Sunday, January 07, 2007
Some Post Title Here
Here's an
interesting post from
Joe Wikert's Publishing 2020 Blog. I'm not sure I agree with everything that's said, but the notion that used book sales on Amazon have hurt publishing is quite an interesting idea. I don't know if that's right, but I know that when I see my January 2007 release on Amazon, practically on the day of release, mind you, with links to used copies at a less-than-new price, I don't feel so good. I need people to buy my book new. Otherwise, my publisher thinks I can't sell books for them.
I disagree that agents and publishers act as a closed door to publishable projects. My own experience with reading MSS by unpublished authors says 99% of the books aren't good and probably 98% are really, really bad. I
know these same people are sending their stuff to agents and editors and getting rejected --- because their books are bad. If the author of a good book doesn't keep revising and submitting, that's not the fault of agents and editors. For proof, I offer up
this post from Marjorie M. Liu in which she talks about her submittal process for her first book, a sale out of slush.
Rejection is typically a sign that there's something wrong with the project. If all you get are terse form rejections then, sorry to say, the problem is almost certainly with the project. But if you get nice rejections, encouraging rejections, referral rejections (and by the way, I've had all kinds) then your project is probably pretty good and you should be reading those rejections closely and re-reading your MS even more closely. And you should continue submitting.
I've read a few POD books by acquaintances who said they were frustrated by their rejections, some even said they thought NY simply wasn't ready for their opus. Without exception they were not good books.
Fellow writers: Rejection is trial by fire.
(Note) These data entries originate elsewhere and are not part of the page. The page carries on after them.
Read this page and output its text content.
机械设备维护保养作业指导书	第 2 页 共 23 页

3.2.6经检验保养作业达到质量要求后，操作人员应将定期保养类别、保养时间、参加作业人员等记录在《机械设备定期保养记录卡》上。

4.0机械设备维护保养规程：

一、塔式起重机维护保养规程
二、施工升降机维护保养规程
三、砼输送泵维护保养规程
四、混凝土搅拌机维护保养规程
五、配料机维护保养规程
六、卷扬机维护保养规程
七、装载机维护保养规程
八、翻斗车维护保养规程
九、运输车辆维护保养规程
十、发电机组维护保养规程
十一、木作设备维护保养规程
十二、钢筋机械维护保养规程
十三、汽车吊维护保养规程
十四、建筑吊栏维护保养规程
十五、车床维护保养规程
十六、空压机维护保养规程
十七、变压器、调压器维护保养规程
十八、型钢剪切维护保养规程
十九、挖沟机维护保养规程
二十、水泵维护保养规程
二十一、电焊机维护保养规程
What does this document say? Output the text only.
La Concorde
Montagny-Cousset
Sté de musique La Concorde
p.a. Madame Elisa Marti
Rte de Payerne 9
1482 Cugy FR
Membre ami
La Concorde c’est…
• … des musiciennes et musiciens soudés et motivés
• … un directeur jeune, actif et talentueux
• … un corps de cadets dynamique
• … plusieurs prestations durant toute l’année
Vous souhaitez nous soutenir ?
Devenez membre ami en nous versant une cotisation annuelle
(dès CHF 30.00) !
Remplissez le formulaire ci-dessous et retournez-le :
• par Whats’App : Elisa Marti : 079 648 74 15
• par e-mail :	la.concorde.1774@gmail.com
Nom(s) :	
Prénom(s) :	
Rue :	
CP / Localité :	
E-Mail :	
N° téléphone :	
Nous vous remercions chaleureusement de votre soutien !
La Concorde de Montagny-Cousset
Rejection tells you to keep working at your craft. So far, NY is The Show for writers. If you want to have the public read your book, then a print publisher with a editorial review board is where you need to place your manuscript. The editor's job isn't to reject worthy books. It's to publish books that readers will buy. (New. Not used.)
In my opinion, POD means you're accepting less from yourself. It's the worst thing you can do to yourself as a writer. You can't grow as a writer without rejection. I really wish it were otherwise, but it isn't.